A member of Allied Artists of America, National Sculpture Society and Society of Animal Artists,  Ott won the coveted Gold Medal of Honor in 2022 from Allied Artists for his otter monument, "River Rascals".  In 2020, he was honored with the Gilbert & Marion Roller Award for his blue heron monument, "Queen of the Waterway".  And in 2021 Allied Artists awarded Ott the Ranieri Sculpture Casting Award for his peregrine falcon/teal piece, "Survival of the Fittest".  He has participated in numerous juried shows and museum exhibitions including the Arizona-Sonora Desert Museum, Brinton Museum, C.M. Russell Museum, Coors Western Art Sale, High Desert Museum, Mountain Oyster Club, National Museum of Wildlife Art, National Cowboy & Western Heritage Museum, National Sculpture Society, Red River Valley Museum, SEWE and Ward Museum of Wildfowl Art.  

Over his career, Ott has placed dozens of life-size and monumental sculptures. Three of his most notable pieces are "Stream Side Companions", a fly fisherman and Labrador at Bozeman/Yellowstone International Airport, mountain man, "Jim Bridger" at Bozeman’s Chamber of Commerce and heron monument, "Queen of the Waterway" at Campbell County Cemetery and Sculpture Park in Gillette, WY.  In the fall of 2024, Ott will unveil his monument "Henry Rono", former world class runner at his alma mater, Washington State University, in Pullman, Washington. 

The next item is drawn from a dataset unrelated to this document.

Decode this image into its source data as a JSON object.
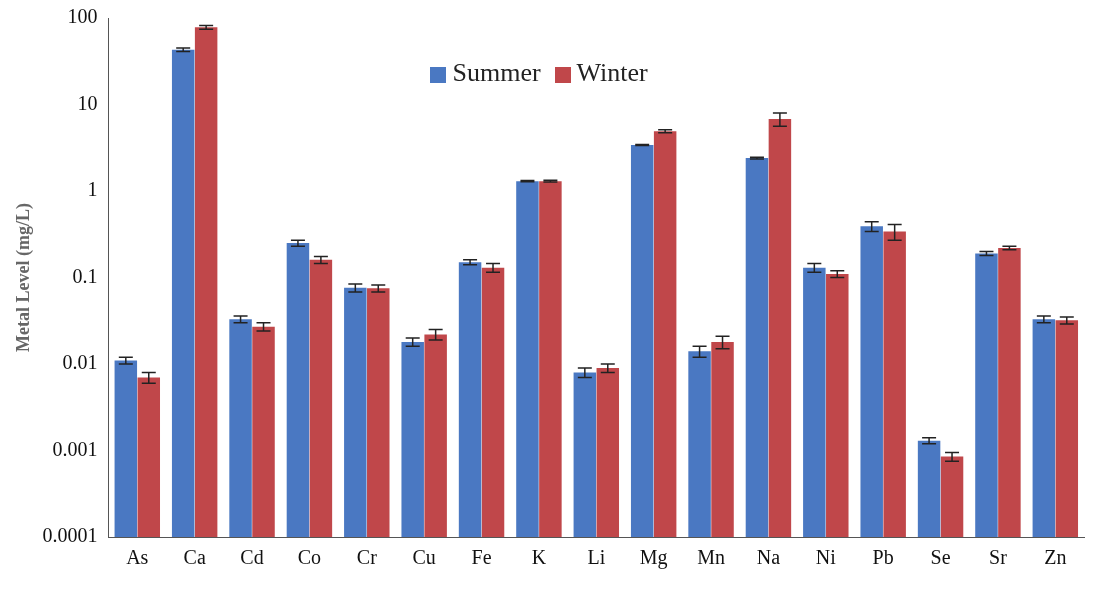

Growing up in Spokane, Washington, he has been a wildlife enthusiast and outdoorsman since he was a boy.  Ott attended Washington State University on a tennis scholarship. After graduating, he went to Alaska and worked as a fishing guide for three summers and a welder’s helper in Prudhoe Bay for a year.  It was during this period that he realized that sculpting was his passion.  Ott, his wife Joan of 37 years, and their four children live in Bozeman, MT.  "I am fortunate in having a career as a wildlife sculptor and to be living in Montana.  "It’s a great place to raise a family and to work as a sculptor.  The abundant wildlife, wilderness and resources, provides me with endless ideas and inspiration for my work.”